Coordination between different countries' security agencies will be a major priority given the size and importance of the operation, said Christopher Hagon, managing director of Florida-based security consultancy Incident Management Group.

"The more resources you have, the more someone has to organize them — that would be a really big task," said Hagon, who was a personal protection officer to Britain's Queen Elizabeth II in the 1980s. "People tend to look at this stuff as basic protection that they can see, but what they don't see is that 90 percent is underwater.
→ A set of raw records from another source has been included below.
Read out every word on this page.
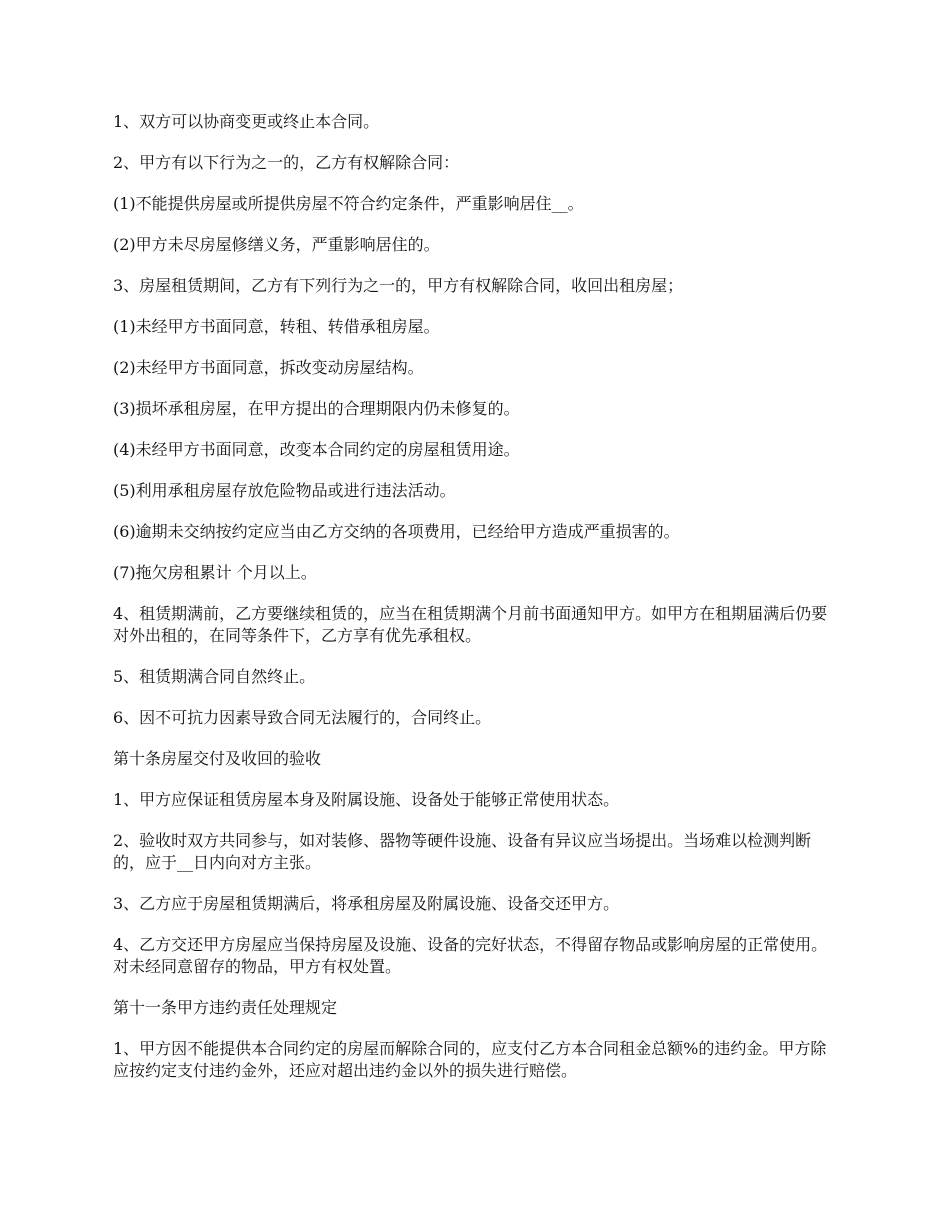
1、双方可以协商变更或终止本合同。

2、甲方有以下行为之一的，乙方有权解除合同：

(1)不能提供房屋或所提供房屋不符合约定条件，严重影响居住__。

(2)甲方未尽房屋修缮义务，严重影响居住的。

3、房屋租赁期间，乙方有下列行为之一的，甲方有权解除合同，收回出租房屋；

(1)未经甲方书面同意，转租、转借承租房屋。

(2)未经甲方书面同意，拆改变动房屋结构。

(3)损坏承租房屋，在甲方提出的合理期限内仍未修复的。

(4)未经甲方书面同意，改变本合同约定的房屋租赁用途。

(5)利用承租房屋存放危险物品或进行违法活动。

(6)逾期未交纳按约定应当由乙方交纳的各项费用，已经给甲方造成严重损害的。

(7)拖欠房租累计 个月以上。

4、租赁期满前，乙方要继续租赁的，应当在租赁期满个月前书面通知甲方。如甲方在租期届满后仍要对外出租的，在同等条件下，乙方享有优先承租权。

5、租赁期满合同自然终止。

6、因不可抗力因素导致合同无法履行的，合同终止。

第十条房屋交付及收回的验收

1、甲方应保证租赁房屋本身及附属设施、设备处于能够正常使用状态。

2、验收时双方共同参与，如对装修、器物等硬件设施、设备有异议应当场提出。当场难以检测判断的，应于__日内向对方主张。

3、乙方应于房屋租赁期满后，将承租房屋及附属设施、设备交还甲方。

4、乙方交还甲方房屋应当保持房屋及设施、设备的完好状态，不得留存物品或影响房屋的正常使用。对未经同意留存的物品，甲方有权处置。

第十一条甲方违约责任处理规定

1、甲方因不能提供本合同约定的房屋而解除合同的，应支付乙方本合同租金总额%的违约金。甲方除应按约定支付违约金外，还应对超出违约金以外的损失进行赔偿。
And it is made more complicated by other agencies wanting this, asking for that."

He added: "I always had concerns that if it was overkill it might jeopardize the operation."

And there certainly will be a lot going on during Trump's visit.

The president’s entourage will include his wife Melania, daughter Ivanka and son-in-law Jared Kushner.

Trump, who professes to have an exceptionally warm relationship with Israel, will also be traveling to the occupied West Bank city of Bethlehem, where Christians believe Christ was born.

Image: Donald Trump Jerusalem visit preparations
A banner welcoming President Donald Trump hangs on the side of a building in Jerusalem.Abir Sultan / EPA

His trip will include a visit the one of Christianity's holiest sites, the Church of the Holy Sepulchre, and he will be the first sitting president to visit the Western Wall in East Jerusalem.

Trump has said he is hoping to broker a peace deal between the Palestinians and Israelis, a feat that has eluded world leaders for decades.

Back at the King David, the U.S. delegation spent Sunday transforming the hotel into a fortress ahead of the president’s arrival.

The hotel’s 233 rooms will be occupied not only by Trump and his family but also the Secret Service, Army Rangers, Navy SEALs, as well as Israeli security officials, according to Ritz.

He added: “Nothing is taken for chance so Trump and his family will be very safe.”

F. Brinley Bruton reported from London.